Objective: The ratio between sFlt-1 (soluble fms-like tyrosine kinase-1) and PlGF (Placental Growth Factor) was recently introduced to aid in the management of hypertensive disorders of pregnancy and fetal growth restriction, but it has limitations. This study proposes a new angiogenic classification of PlGF and sFlt-1 to enhance maternal and fetal risk assessment in pregnancies with suspected placental dysfunction. Study design: A retrospective analysis was conducted on hospitalized singleton pregnancies beyond the 20th week complicated by hypertensive disorders of pregnancy and/or fetal growth restriction.
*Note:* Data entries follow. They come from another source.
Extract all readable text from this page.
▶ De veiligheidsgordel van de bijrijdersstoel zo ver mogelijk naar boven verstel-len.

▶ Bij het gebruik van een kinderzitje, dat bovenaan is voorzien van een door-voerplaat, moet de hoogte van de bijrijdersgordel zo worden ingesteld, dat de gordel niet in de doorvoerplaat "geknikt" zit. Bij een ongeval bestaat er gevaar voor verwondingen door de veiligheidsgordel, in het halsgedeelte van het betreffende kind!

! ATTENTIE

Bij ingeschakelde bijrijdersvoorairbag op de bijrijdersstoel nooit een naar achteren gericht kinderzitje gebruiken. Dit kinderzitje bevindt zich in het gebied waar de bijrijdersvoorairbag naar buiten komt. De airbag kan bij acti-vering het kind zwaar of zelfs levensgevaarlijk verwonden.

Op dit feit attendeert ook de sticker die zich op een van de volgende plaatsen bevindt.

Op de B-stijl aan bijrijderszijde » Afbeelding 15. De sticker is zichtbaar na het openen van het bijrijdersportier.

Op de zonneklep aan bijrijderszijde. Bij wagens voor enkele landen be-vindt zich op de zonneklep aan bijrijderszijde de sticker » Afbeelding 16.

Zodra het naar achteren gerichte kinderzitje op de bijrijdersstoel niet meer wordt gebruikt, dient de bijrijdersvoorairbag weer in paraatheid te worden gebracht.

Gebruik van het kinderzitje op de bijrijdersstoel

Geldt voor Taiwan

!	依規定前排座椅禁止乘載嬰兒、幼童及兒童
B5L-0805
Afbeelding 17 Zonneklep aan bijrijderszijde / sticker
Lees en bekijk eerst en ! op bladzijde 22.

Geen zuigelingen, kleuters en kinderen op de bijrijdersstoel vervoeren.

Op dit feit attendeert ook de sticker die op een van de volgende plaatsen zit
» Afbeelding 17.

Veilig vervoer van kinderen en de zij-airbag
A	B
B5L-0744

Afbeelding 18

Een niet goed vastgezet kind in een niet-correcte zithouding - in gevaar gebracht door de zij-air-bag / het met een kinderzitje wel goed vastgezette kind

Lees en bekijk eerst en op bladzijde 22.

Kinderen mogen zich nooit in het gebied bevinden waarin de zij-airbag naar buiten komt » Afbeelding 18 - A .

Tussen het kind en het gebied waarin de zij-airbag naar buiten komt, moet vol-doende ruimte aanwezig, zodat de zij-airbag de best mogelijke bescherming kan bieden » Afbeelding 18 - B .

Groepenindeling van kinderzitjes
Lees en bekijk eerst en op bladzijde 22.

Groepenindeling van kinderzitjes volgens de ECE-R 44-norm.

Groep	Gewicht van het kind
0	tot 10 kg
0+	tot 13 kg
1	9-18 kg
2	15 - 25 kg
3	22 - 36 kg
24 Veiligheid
Patients were classified based on sFlt-1/PlGF (low, medium, high, very high) and into the nine possible combinations using PlGF and sFlt-1 gestational age-specific levels: (1) PlGF and sFlt-1 within range; (2) PlGF in range, sFlt-1 < range; (3) PlGF in range, sFlt-1 > range; (4) PlGF < range, sFlt-1 in range; (5) PlGF and sFlt-1 < range; (6) PlGF < range, sFlt-1 > range; (7) PlGF > range, sFlt-1 in range; (8) PlGF > range, sFlt-1 < range; (9) PlGF and sFlt-1 > range. Results: The cohort included 227 patients. The most common categories were 1, 3, 4, and 6. Categories 4 and 6 had a higher proportion of fetal growth restriction, whereas categories 3 and 6, presented a greater risk of severe maternal complications. Category 6 exhibited the highest risk of adverse maternal-fetal outcomes; conversely, category 1 was the category at the lowest risk for complications. Notably, 40 % of patients classified as low or medium risk by the sFlt-1/PlGF were high-risk by our classification. Conclusion: Evaluation of actual PlGF and sFlt-1 levels rather than set cut-off ratios can improve the risk stratification of clinical manifestations of placental pathology.